Namun demikian, Amien Rais (2008) menyebut, sepak bola adalah contoh sederhana tentang nasionalisme simbolik. Hanya sekedar window show. Panjangan di pagar depan rumah. Sedangkan isi dalam rumah; nasionalisme ekonomi, politik, pangan, dll, masih terbengkalai dan seolah tidak terurus dengan baik.
Potret kecil kejadian di final piala presiden (17/2) lalu, adalah bukti, nasionalisme kita masih pada tataran simbolis. Berteriak-teriak, membanggakan Indonesia, namun sejatinya kosong, hanya sekedar teriakan sejenak saja. Justru sebaliknya, Stadion bersejarah yang dibangun dengan dana rakyat (APBN) harus dirusak oleh beberapa oknum yang tidak paham substansi nasionalisme.
Nasionalisme Substantif
Untuk itu, menyadari tentang nasionalisme sejati adalah kebutuhan mendasar yang harus disegerakan dalam pandangan masyarakat kita. Bangsa Indonesia, yang sejak 1967 lalu sudah ditunggangi oleh kelompok-kelompok kepentingan (interest group) dengan cengkraman kapitalisme global, harus segera bangkit, guyup, dan bergotong-royong untuk membangun bersama.
Potret kemiskinan bangsa yang masih bertengger di angka 10,12% harus segera direduksi secara kolektif. Kesadaran tentang pentingnya melindungi aset bangsa, harus pula digalakkan di setiap sudut diskusi dan gerakan sosial.
Kemandirian pangan yang beberapa waktu lalu sempat menimbulkan kegaduhan antara Kementerian Pertanian dan Kementerian Perdagangan. Harusnya tidak terjadi. Data yang valid harusnya tersedia. Ini sekelas negara, tetapi memiliki perbedaan data kesediaan pasokan beras yang berbeda. Kementerian Perdagangan mencatat 900 ribu ton, sementara kementerian Pertanian mencatat 4,5 juta ton.

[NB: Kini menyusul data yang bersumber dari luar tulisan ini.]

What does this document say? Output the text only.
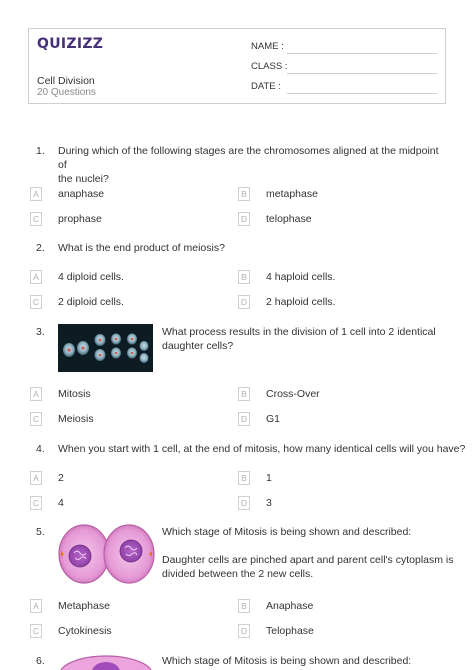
QUIZIZZ
Cell Division
20 Questions
NAME :
CLASS :
DATE :
1. During which of the following stages are the chromosomes aligned at the midpoint of
the nuclei?
A	anaphase	B	metaphase
C prophase	D telophase
2. What is the end product of meiosis?
A	4 diploid cells.	B	4 haploid cells.
C 2 diploid cells.	D 2 haploid cells.
3.	What process results in the division of 1 cell into 2 identical
daughter cells?
A	Mitosis	B	Cross-Over
C Meiosis	D G1
4. When you start with 1 cell, at the end of mitosis, how many identical cells will you have?
A	2	B	1
C 4	D 3
5.	Which stage of Mitosis is being shown and described:
Daughter cells are pinched apart and parent cell's cytoplasm is
divided between the 2 new cells.
A	Metaphase	B	Anaphase
C Cytokinesis	D Telophase
6.	Which stage of Mitosis is being shown and described:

Sungguh angka yang sangat jauh. Mengapa bisa demikian? Padahal persoalan ini mencakup beleid nasional yang menentukan nasip 22% penduduk Indonesia yang bekerja di sektor pertanian. Beberapa ahli bahkan menyebut pemerintah harus kembali belajar berhitung. Sebuah kritikan yang halus, tapi jika tidak disadari tetap saja akan sia-sia.
Membangun Kesadaran Kolektif
Dalam hal ini, kesadaran kolektif menjadi kebutuhan bersama. Bangsa Indonesia yang sudah merdeka 72 tahun yang lalu, sudah makan pahit getirnya tragedi yang bertubi-tubi. Tragedi ekonomi, politik, dan sosial. Semua sudah dialami oleh bangsa Indonesia. Tragedi ekonomi, Indonesia pernah mengalami inflasi terbesar sepanjang sejarah, sebesar 623% pada tahun 1966. Kemudian pada Mei 1998, krisis yang diawali dari Bath, mata uang Thailand, harus merembet ke Indonesia, yang dipungkas dengan lengsernya Soeharto dari kursi Presiden.
Untuk itu, kesadaran akan nasionalisme yang sejati, harus dibangun sejak dini. Sikap disiplin, semangat untuk maju, dan tidak mudah diadu domba menjadi nilai sederhana yang patut diperjuangkan dan ditanamkan dalam sukma kita bersama.
Narasi-narasi kedamaian, toleransi, harmoni, dan keguyuban, harus dimunculkan dan diaplikasikan kembali. Jika dahulu nenek moyang Indonesia gemar mempraktikkan sikap itu, mengapa sekarang, kita, tidak mampu?
Kondisi, situasi lingkungan, dan kapasitas sumberdaya manusia yang jauh lebih kondusif ini, harusnya bisa dimanfaatkan menjadi modal bersama untuk menegakkan semangat untuk menjaga perabotan rumah besar Indonesia yang gemar dicuri oleh orang lain.
Kesimpulannya, mari pasang gembok besar sebagai pengaman, agar, rumah besar Indonesia yang gampang dimasuki orang asing yang suka mencuri ini, sedikitnya lebih aman. Kesejahteraan warga rumah juga akan jauh lebih nampak. Tidak hanya penjaga rumah besar Indonesia (elit) saja yang mendapat kesejahteraan.